In recent years, the Choral has been blest with a particularly dedicated and able committee, and a very talented musical team supporting the director (especially Camerata Orchestra Leader Mary Johnston, rehearsal pianist Simon Stone, and Alexandra Cameron, deputy conductor since 2010, and a dedicated music educator and choral director in her own right). Accordingly, the Choral may well be in the most resolved and harmonious state of its entire history – a tribute to all concerned. While the choir continues to receive support from the Boroondara council, it remains largely self-supporting, relying fundamentally on members’ annual subscriptions, a wide range of fund-raising activities, and of course ticket sales. A recent initiative, steered by President Adam Brown, has supplemented the choir’s income through tax-deductible donations, contributing to the choir’s continuing viability in these challenging economic times.
Principally, though, the Choral clearly owes its continuing viability and success to its indefatigable musical director, Doug Heywood, still displaying a twinkle in the eye (even in the face of continual backsliding by certain singers!), and a general enthusiasm for life that belies his years. Four decades in any position is cause for celebration, and for Douglas to have continued to lead the Choral with such energy and good humour, over such a long period, truly is an extraordinary achievement.
Dr John Gregory
John Gregory, who was awarded his PhD by the University of Melbourne in 1979, retired recently after a long career lecturing in art history and theory at Monash University. He has taught and written extensively on both European and Australian art. His major monograph on Melbourne painter Howard Arkley was published by Cambridge University Press in 2006. He has sung tenor with the Camberwell Chorale since 1987, has served on the committee (including terms as Vice-President and President), and currently edits the Chorale’s newsletter.

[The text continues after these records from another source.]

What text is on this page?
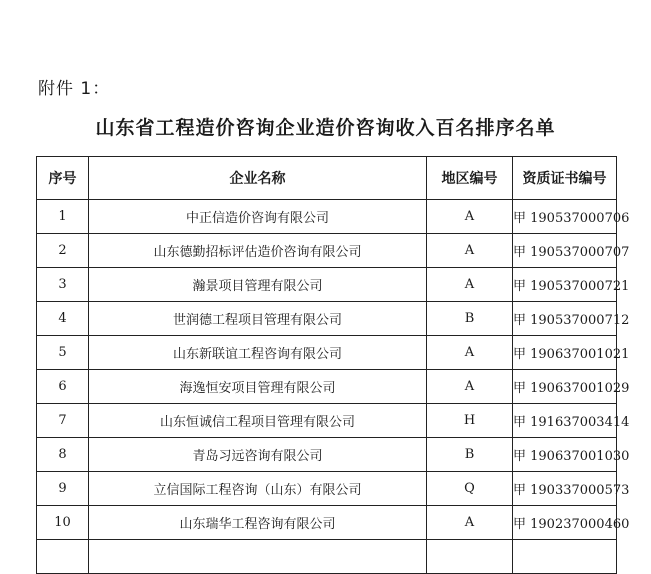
附件 1：
山东省工程造价咨询企业造价咨询收入百名排序名单
序号	企业名称	地区编号	资质证书编号
1	中正信造价咨询有限公司	A	甲 190537000706
2	山东德勤招标评估造价咨询有限公司	A	甲 190537000707
3	瀚景项目管理有限公司	A	甲 190537000721
4	世润德工程项目管理有限公司	B	甲 190537000712
5	山东新联谊工程咨询有限公司	A	甲 190637001021
6	海逸恒安项目管理有限公司	A	甲 190637001029
7	山东恒诚信工程项目管理有限公司	H	甲 191637003414
8	青岛习远咨询有限公司	B	甲 190637001030
9	立信国际工程咨询（山东）有限公司	Q	甲 190337000573
10	山东瑞华工程咨询有限公司	A	甲 190237000460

 This history of the Chorale was first published, in essentially the same form, in nos. 8 and 9 (March and June 2012) of Camberwell History, the newsletter of the Camberwell Historical Society, edited by Trevor Hart.
 Image courtesy Nick Schildberger.
 Mention should be made here of an earlier choir, called the Camberwell Choral Society, directed by a Mr W.J. (Grenville) Semmens, who died at the age of 53 on January 24, 1936 (clippings of death notices and obituaries in the Camberwell Chorale archive). Further research needs to be conducted into the history of this group, which apparently ran from 1921 to 1935, then being absorbed into the Malvern Choral Society. However, Dr Schildberger’s Philharmonic Society appears to have been a completely new venture.
 Gwen, who died in January 2011, aged 84, sang with the Chorale from 1944 until the late 1990s; and her husband Ted also sang bass with the choir for many years. Gwen shared these reminiscences, and some valuable early press clippings, in connection with an extended history of the Chorale I wrote for the 50th anniversary concert on October 15, 1994 (programme in Chorale archive). Gwen was also an original member of the Brighton Philharmonia Society, also founded by Dr Schildberger, which ran from 1943 until its later demise (exact date uncertain).
 W.H.Phipps, “Philharmonia Society – ‘Hiawatha’ success” (unidentified press clipping dated April 20, 1949; from Chorale archive).
 W.H.Phipps, as cited in previous footnote.
 Sheila McFarlane, Australian Women’s Weekly, March 12, 1958; Dorian Le Gallienne, “Hiawatha – Music, Canoes, Swimming”, The Age, March 10, 1958 (clippings in Chorale archive).
 Quoted from the program for the first VCC performance of Mendelssohn’s Elijah in July 1983 (and reprinted in subsequent VCC programs).